In the context of manipulative information, this means that individuals, organizations, communities, networks, and systems are aware of the threat, can identify manipulative information, take active steps to resist its pull and influence, learn from their experience, and develop proactive measures to prevent future harm and ultimately benefit the groups and individuals operating within that environment.

Learn to Discern (L2D) is IREX’s flagship approach to building media literacy and resilience to manipulative information across the globe. L2D helps people of all ages develop healthy habits for engaging with information, online and offline.

L2D empowers individuals, communities, and organizations to recognize and resist manipulative information and to participate in information spaces without undermining anyone’s dignity or well-being. The program has appeared in numerous outlets, including the New York Times, NPR, Christian Science Monitor, and Journal of Media Literacy Education (PDF, 836 KB).

Recent examples:

Creating media and public campaigns to foster media literacy

We create targeted social media campaigns that use "sharable" content—like memes, videos, and quizzes—to win audiences' attention.

Our campaigns draw upon local voices, humor, and compelling graphics to provide quick tips on recognizing manipulative content and encourage responsible sharing, “liking,” and commenting.

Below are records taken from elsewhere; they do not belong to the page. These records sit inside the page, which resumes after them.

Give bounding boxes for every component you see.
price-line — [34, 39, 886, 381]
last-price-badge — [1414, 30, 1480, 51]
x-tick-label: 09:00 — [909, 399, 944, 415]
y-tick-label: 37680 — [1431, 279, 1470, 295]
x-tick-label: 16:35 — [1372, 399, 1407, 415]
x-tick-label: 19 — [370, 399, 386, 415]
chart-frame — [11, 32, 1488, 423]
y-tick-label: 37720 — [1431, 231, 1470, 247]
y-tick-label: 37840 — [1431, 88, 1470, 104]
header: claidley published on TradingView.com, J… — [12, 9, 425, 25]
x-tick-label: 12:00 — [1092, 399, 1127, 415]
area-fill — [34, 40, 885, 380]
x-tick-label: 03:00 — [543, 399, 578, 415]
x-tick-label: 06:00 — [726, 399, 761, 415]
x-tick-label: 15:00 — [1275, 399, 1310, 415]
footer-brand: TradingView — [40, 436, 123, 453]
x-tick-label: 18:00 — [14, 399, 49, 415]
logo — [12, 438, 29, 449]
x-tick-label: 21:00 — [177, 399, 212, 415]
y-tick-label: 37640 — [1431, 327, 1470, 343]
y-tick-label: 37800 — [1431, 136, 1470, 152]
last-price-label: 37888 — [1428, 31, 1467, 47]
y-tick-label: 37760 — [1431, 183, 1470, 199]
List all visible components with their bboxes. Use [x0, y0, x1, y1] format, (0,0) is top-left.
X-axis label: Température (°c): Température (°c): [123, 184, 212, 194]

A randomized control trial found that our social media content is effective at changing behaviors.

Sample programs:

Supporting independent media and watchdog groups to produce healthy media environments

Information integrity is key to vibrant information ecosystems wherein information serves to help us make better, more inclusive decisions. In a vibrant information ecosystem, people make informed choices—free from manipulation—that improve their lives.

We help journalists produce balanced, informed, and ethical reporting to provide citizens with the information they need to participate in democratic processes and hold leaders accountable. We work with media associations to provide legal assistance to journalists.

We support fact-checking partners to share their findings with wider audiences. We also train media outlets, reporters, bloggers, and citizen journalists to verify information and protect their information channels.

Sample programs:

Codesigning technology solutions to promote information integrity and build resilience

We support locally led strategies to address manipulative information posted online. In Mozambique, we used machine learning and our Media Content Analysis Tool to identify bias in news articles. This type of technology has the potential to strengthen news outlets’ vetting processes at scale.

We are building plug-ins, apps, and other tools that alert users when their data is being harvested for manipulative information campaigns. We partnered with the RAND Corporation to test the effectiveness of a technology solution through a randomized control trial.

Recent experiences:

Advising on policies and regulations to address the threat of manipulative information 

We work with local media lawyers, regulatory bodies, nonprofit organizations, and governments to improve the legal, regulatory, and market environments to support independent media.

By incubating alternative revenue-generation models at the country level and promoting them more broadly, IREX helps to spread ethical practices and locally owned solutions that reduce the need for donors’ resources. This also reduces the influence of political and business groups that “sponsor” media outlets to curtail their editorial freedom.

Sample programs:

Conducting cutting-edge monitoring, evaluation, and research

We are launching the Vibrant Information Barometer, an annual index that tracks the integrity of information environments and how people produce, spread, consume, and use information. This will enable leaders, civil society, media, tech companies, donors, and other organizations to design better approaches to preserve information integrity. This new index will replace the Media Sustainability Index, which we administered around the world for more than 20 years.

We also partner with organizations on research projects. For example, we collaborated with the RAND Corporation to study the effectiveness of using memes and short videos to reduce manipulative information's influence on social media users. We worked with the Law Library of Congress to study how governments have curtailed freedom of expression in more than 20 countries under the guise of promoting quality information about COVID-19.